The Blessings and Curses of Always On (or Off) Connectivity

This has been an insane week for me. We’re opening a production of Always Patsy Cline at a different venue from our home theatre, Historic Jordan Springs Event and Cultural Arts Center. It is a lovely venue, almost idyllic in its rural setting. At the same time we’re in the second  week of rehearsals for Dead Man’s Cell Phone back at Wayside Theatre. I’m directing both, so that means we rehearse one during the day and the other at night. That makes for long days and even longer nights as we head into the Patsy opening this weekend, followed by Dead Man’s Cell Phone technical rehearsals next week.

Usually when I have to be in two places at once I rely on my mobile kit to keep me connected. Something always needs attention the minute you set foot out the door or arrive at the other location. That’s not the case here, as Historic Jordan Springs is located in a connectivity free zone. I mean there is nothing there at the site itself. Turn into the driveway and all signals fade, death grip or no. That’s life at a rural retreat.


On the one hand this is a complete curse as I’m incommunicado when I’m there. That takes some adjustment given how I like to be connected. But on that other hand, it brings some peace of mind and freedom to focus on the work without distractions. In fact, I’ve taken to turning Air Plane mode on the minute I enter the building. Not only do I have to train myself to deal with the lack of connectivity, I have to train those who might need to contact me not to expect an immediate or timely response. Talk about learning how well people read emails and listen to voice mails with contact information. I quickly am learning that more than I thought just don’t. I’ve also re-learned how some take advantage of the fact that they know when you can’t respond and that’s when they provide you with the info or work product you’ve requested, or make requests of same from me.

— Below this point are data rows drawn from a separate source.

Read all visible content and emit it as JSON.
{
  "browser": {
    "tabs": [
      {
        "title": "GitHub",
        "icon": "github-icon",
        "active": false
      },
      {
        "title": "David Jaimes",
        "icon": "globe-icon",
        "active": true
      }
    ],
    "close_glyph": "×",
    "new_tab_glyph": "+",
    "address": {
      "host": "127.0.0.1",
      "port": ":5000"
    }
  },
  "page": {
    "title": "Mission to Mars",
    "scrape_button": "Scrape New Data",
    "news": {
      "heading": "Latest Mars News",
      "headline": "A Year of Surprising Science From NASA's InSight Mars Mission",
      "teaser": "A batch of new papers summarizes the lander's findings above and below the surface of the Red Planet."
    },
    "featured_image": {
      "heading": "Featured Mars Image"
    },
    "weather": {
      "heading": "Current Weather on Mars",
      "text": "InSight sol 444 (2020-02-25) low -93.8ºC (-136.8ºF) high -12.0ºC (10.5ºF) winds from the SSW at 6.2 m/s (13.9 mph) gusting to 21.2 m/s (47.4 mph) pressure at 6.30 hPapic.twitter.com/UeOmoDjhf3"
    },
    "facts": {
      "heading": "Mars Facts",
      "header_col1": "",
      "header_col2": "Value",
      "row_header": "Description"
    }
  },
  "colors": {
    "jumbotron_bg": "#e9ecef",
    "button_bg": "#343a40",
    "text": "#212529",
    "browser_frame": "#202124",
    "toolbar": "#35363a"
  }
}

The minute I turn Air Plane Mode off again and hit the road, emails, SMS messages, and voicemails come flooding in. It has gotten so I almost hate to flip that switch. But duty calls and I do. Another thing I’m learning from this pattern is that there is a hefty percentage of emails and other communications that I usually pay attention to that, in the final analysis, don’t deserve the time or attention I usually afford them.  Maybe that comes from scrolling through a list of messages, or maybe it is just the brain’s way of organizing priorities in a different fashion.

In any regard, this week has been an interesting one when it comes to learning new communication and human interaction patterns, and it is more than ironic that Dead Man’s Cell Phone deals with those communication and interaction issues. Is life imitating art? Not sure.